When Love Is In Excess
At the time, women were forbidden by the society to make a declaration or put forth their wishes and thoughts. The misogynist culture of the eighteenth century strove to protect the noble titles and virtues of the aristocratically wealthy gentry. Women were expected to stoop low and put on a garb of coy to their rightful sensual feelings until a proposition was made by a man of his virtuous, matrimonial wishes. Men were on the other hand allowed to marry almost like soldiers, in a bid to restore vanished or fading family fortunes. However, in Love in Excess, Ms. Haywood seems to be attacking the instituting of condescension, virtuousness and the demeanor towards the female’s position with the opposite sex. Through clever wit, she puts forth her ideas of what a woman should be and her role in the society in modern times. All through the story, she portrays virtuous women as weak and not in control of their own longings and whims, while at the time the society dictated otherwise. The only part of the storyline different is where under pre-coital spells of Monsieur Frankville and equally as debonair, Delmont, do we see the virtuous heroines named Camilla and Melliora compelled to sexual misadventures which fling them into spasms of sexual rage. This demonstrates the author’s cunning ability to instill in her readers her appreciation that everyone is only human after all, and sometimes under certain circumstances, people, especially women, can yield to their carnal desires which could be against what they stand for, especially at such a time when a woman could be held as an outcast for such a character.

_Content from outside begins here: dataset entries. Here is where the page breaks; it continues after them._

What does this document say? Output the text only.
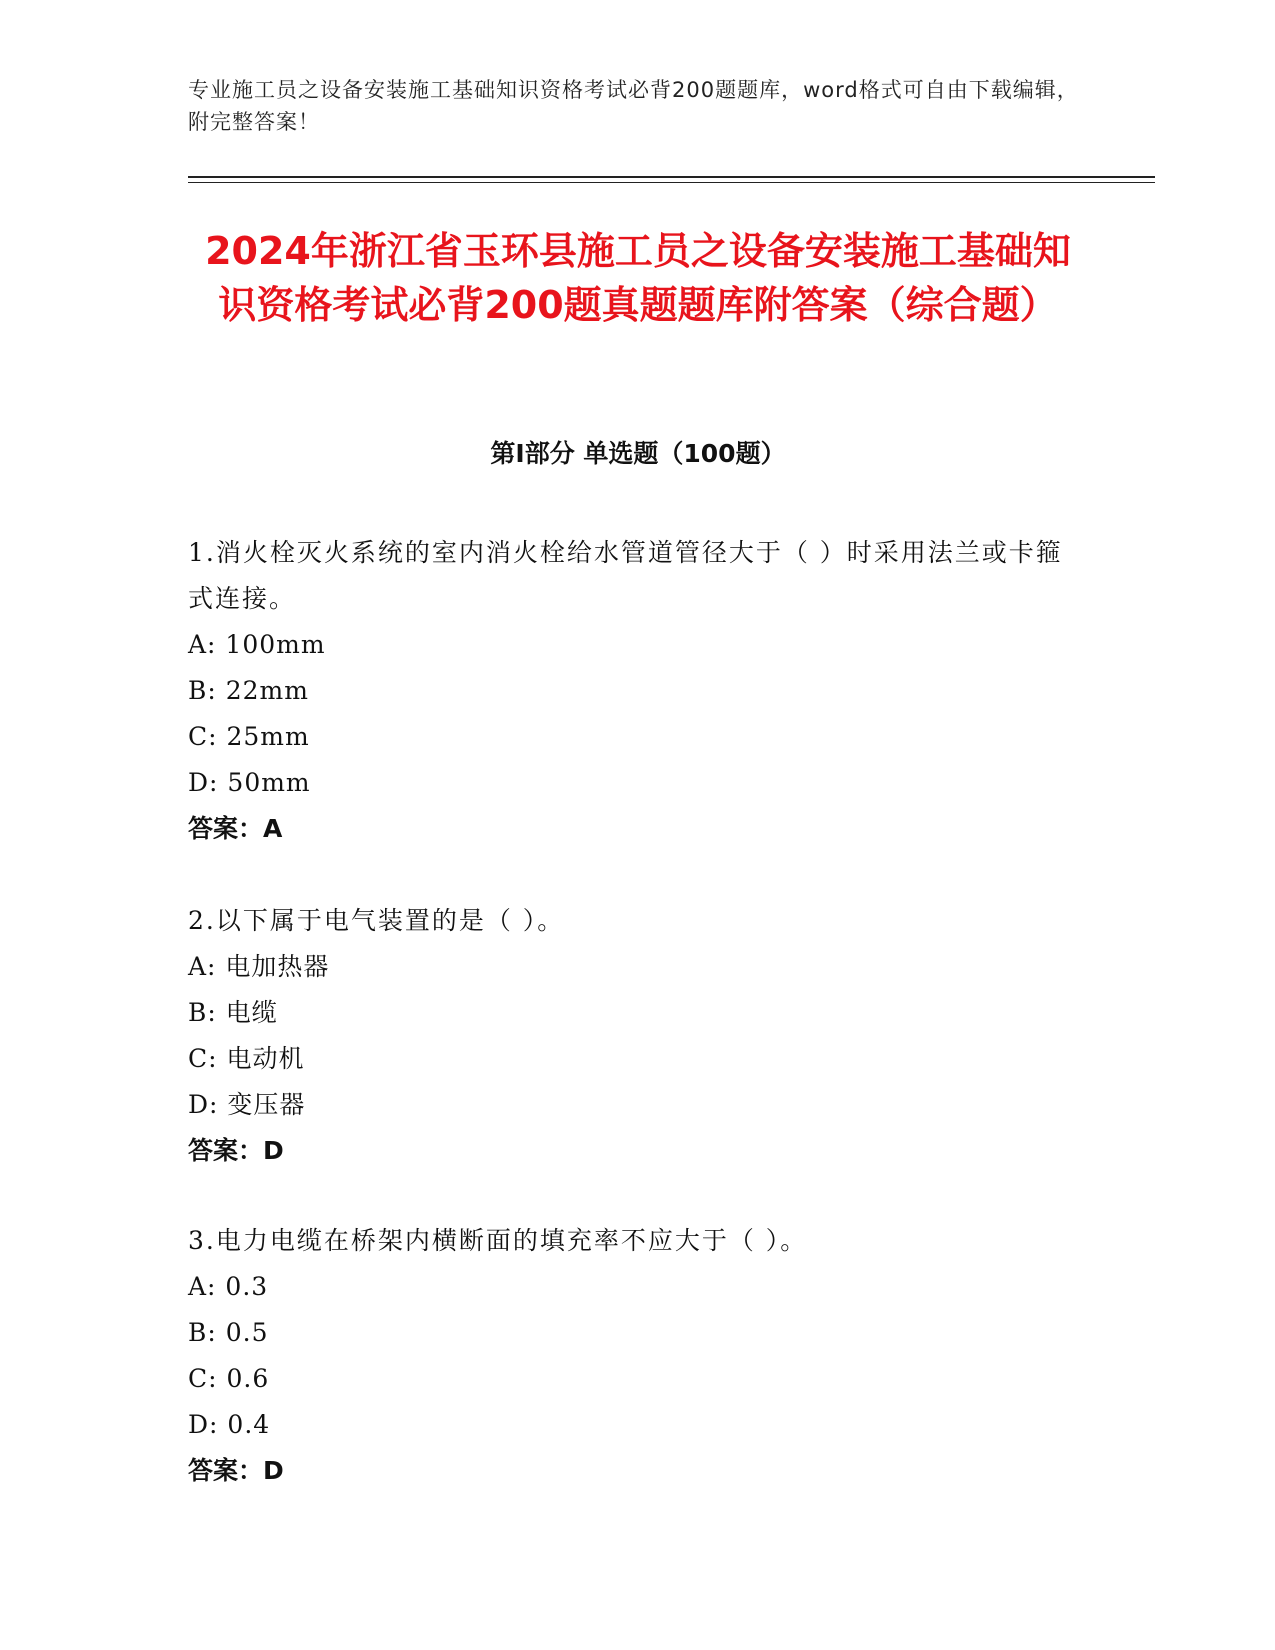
专业施工员之设备安装施工基础知识资格考试必背200题题库，word格式可自由下载编辑，附完整答案！
2024年浙江省玉环县施工员之设备安装施工基础知识资格考试必背200题真题题库附答案（综合题）
第Ⅰ部分 单选题（100题）
1.消火栓灭火系统的室内消火栓给水管道管径大于（ ）时采用法兰或卡箍式连接。
A: 100mm
B: 22mm
C: 25mm
D: 50mm
答案：A
2.以下属于电气装置的是（ ）。
A: 电加热器
B: 电缆
C: 电动机
D: 变压器
答案：D
3.电力电缆在桥架内横断面的填充率不应大于（ ）。
A: 0.3
B: 0.5
C: 0.6
D: 0.4
答案：D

Back then, men domineered over women in almost every way. Haywood understood well that her readers underwent a lot of challenges in the society due to men. She brings this out well where Amena’s father refuses to let his daughter to keep meeting with Delmont before he proposes marriage. Since women were not permitted to show their affections or their preference of choice, it is rather unrealistic in those times that not one but two upper-class ladies of disparate wealth would openly compete for a man’s attentions. Alovisa writes Delmont an unsigned letter hoping to elicit a certain amorous response from him, but which inadvertently leads Delmont and Amena to fall in love. Love in Excess suggests passionate emotion or love is a universal sentiment, with the characters’ thoughts postulating that the universal language of love melts down the prominence of gender. Yet sometimes some seemingly male-chauvinistic decisions are made for the better. When Amena discovers that Alovisa was sending Delmont love letters, she begs his father to send her away to the convent on the countryside as soon as possible, though his father had planned to do that with the help of Alovisa behind her back. Under the re-awakened and rapture of virtuousness of the church, Amena casts off the wanton wants and desires she had with Delmont, and has the holy spirit to quench her secular desires.